Image d'archives/DR © TF1Les cantines scolaires de Seine-Saint-Denis doivent payer la rançon de leur succès depuis la mise en oeuvre, le 8 janvier, de la gratuité pour tous dans les écoles élémentaires de la communauté d'agglomération Drancy-Le Bourget. A Drancy, 900 enfants, qui ne déjeunaient pas auparavant à la cantine, y mangent désormais. Résultat : un personnel stressé, débordé... et finalement appelé à faire grève. La CGT, qui a lancé le mot d'ordre de mobilisation pour tous les agents techniques de Drancy, compte sur la mobilisation des personnels de cantines soumis à cet afflux d'enfants pour revendiquer de meilleures conditions de travail.
Grève ou pas, les enfants seront accueillis et pourront se restaurer. Mais selon Henri Tamar, représentant CGT des agents territoriaux, pas question de manger chaud : "Des repas froids seront servis dans les écoles", où le délégué syndical estime qu'une "majorité des 80 agents techniques" seront en grève "pour garder la même qualité de service public".

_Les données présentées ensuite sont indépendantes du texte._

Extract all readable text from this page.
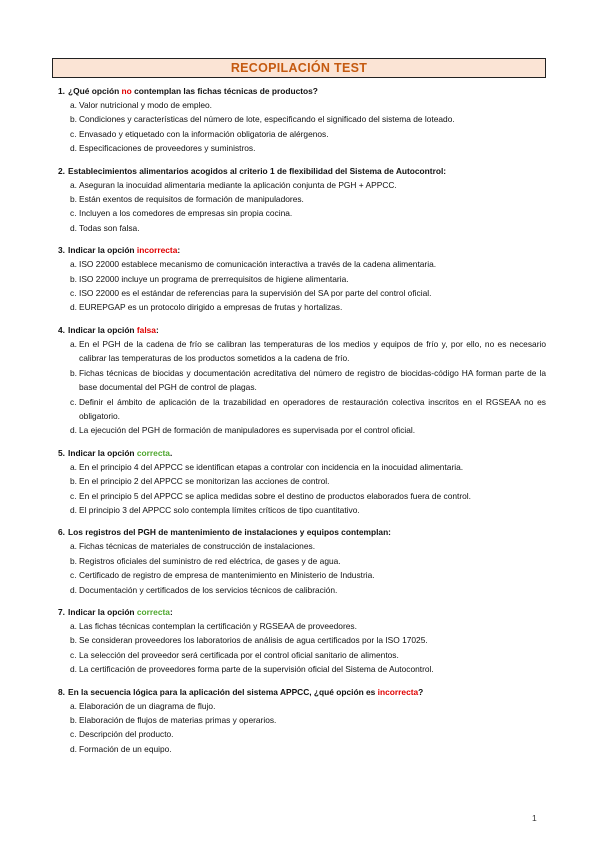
RECOPILACIÓN TEST
1. ¿Qué opción no contemplan las fichas técnicas de productos?
a. Valor nutricional y modo de empleo.
b. Condiciones y características del número de lote, especificando el significado del sistema de loteado.
c. Envasado y etiquetado con la información obligatoria de alérgenos.
d. Especificaciones de proveedores y suministros.
2. Establecimientos alimentarios acogidos al criterio 1 de flexibilidad del Sistema de Autocontrol:
a. Aseguran la inocuidad alimentaria mediante la aplicación conjunta de PGH + APPCC.
b. Están exentos de requisitos de formación de manipuladores.
c. Incluyen a los comedores de empresas sin propia cocina.
d. Todas son falsa.
3. Indicar la opción incorrecta:
a. ISO 22000 establece mecanismo de comunicación interactiva a través de la cadena alimentaria.
b. ISO 22000 incluye un programa de prerrequisitos de higiene alimentaria.
c. ISO 22000 es el estándar de referencias para la supervisión del SA por parte del control oficial.
d. EUREPGAP es un protocolo dirigido a empresas de frutas y hortalizas.
4. Indicar la opción falsa:
a. En el PGH de la cadena de frío se calibran las temperaturas de los medios y equipos de frío y, por ello, no es necesario calibrar las temperaturas de los productos sometidos a la cadena de frío.
b. Fichas técnicas de biocidas y documentación acreditativa del número de registro de biocidas-código HA forman parte de la base documental del PGH de control de plagas.
c. Definir el ámbito de aplicación de la trazabilidad en operadores de restauración colectiva inscritos en el RGSEAA no es obligatorio.
d. La ejecución del PGH de formación de manipuladores es supervisada por el control oficial.
5. Indicar la opción correcta.
a. En el principio 4 del APPCC se identifican etapas a controlar con incidencia en la inocuidad alimentaria.
b. En el principio 2 del APPCC se monitorizan las acciones de control.
c. En el principio 5 del APPCC se aplica medidas sobre el destino de productos elaborados fuera de control.
d. El principio 3 del APPCC solo contempla límites críticos de tipo cuantitativo.
6. Los registros del PGH de mantenimiento de instalaciones y equipos contemplan:
a. Fichas técnicas de materiales de construcción de instalaciones.
b. Registros oficiales del suministro de red eléctrica, de gases y de agua.
c. Certificado de registro de empresa de mantenimiento en Ministerio de Industria.
d. Documentación y certificados de los servicios técnicos de calibración.
7. Indicar la opción correcta:
a. Las fichas técnicas contemplan la certificación y RGSEAA de proveedores.
b. Se consideran proveedores los laboratorios de análisis de agua certificados por la ISO 17025.
c. La selección del proveedor será certificada por el control oficial sanitario de alimentos.
d. La certificación de proveedores forma parte de la supervisión oficial del Sistema de Autocontrol.
8. En la secuencia lógica para la aplicación del sistema APPCC, ¿qué opción es incorrecta?
a. Elaboración de un diagrama de flujo.
b. Elaboración de flujos de materias primas y operarios.
c. Descripción del producto.
d. Formación de un equipo.
1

La mairie a indiqué en milieu de journée que seuls 7 agents techniques de Drancy sur 650 s'étaient déclarés lundi matin en grève, dont "aucun employé des cantines". La municipalité estime que cette grève n'a "rien à voir" avec la situation des cantines. et souligne que "les problèmes connus la première semaine de gratuité ont été réglés à ce jour dans 16 écoles sur 18".
Les revendications des grévistes
Le député-maire UDF de Drancy Jean-Christophe Lagarde, interrogé le 19 janvier sur les dysfonctionnements relevés par la FCPE, la FSU et la CGT, avait déjà expliqué qu'il fallait un "temps d'adaptation" pour régler tous les problèmes "matériels". Il avait annoncé l'embauche de 22 personnes supplémentaires.
Le préavis de cette grève, qui concerne l'ensemble des agents techniques de Drancy, a été déposé en décembre, avant la décision de gratuité, tient toutefois à souligner la CGT. Le syndicat veut protester contre la "détérioration des conditions de travail des 650 agents techniques de Drancy", encore aggravée, selon lui, depuis la décision de rendre les cantines gratuites. La CGT réclame le versement d'une prime mensuelle de 200 euros au titre de "l'indemnité d'exercice de mission des préfectures", dont d'autres communes bénéficieraient.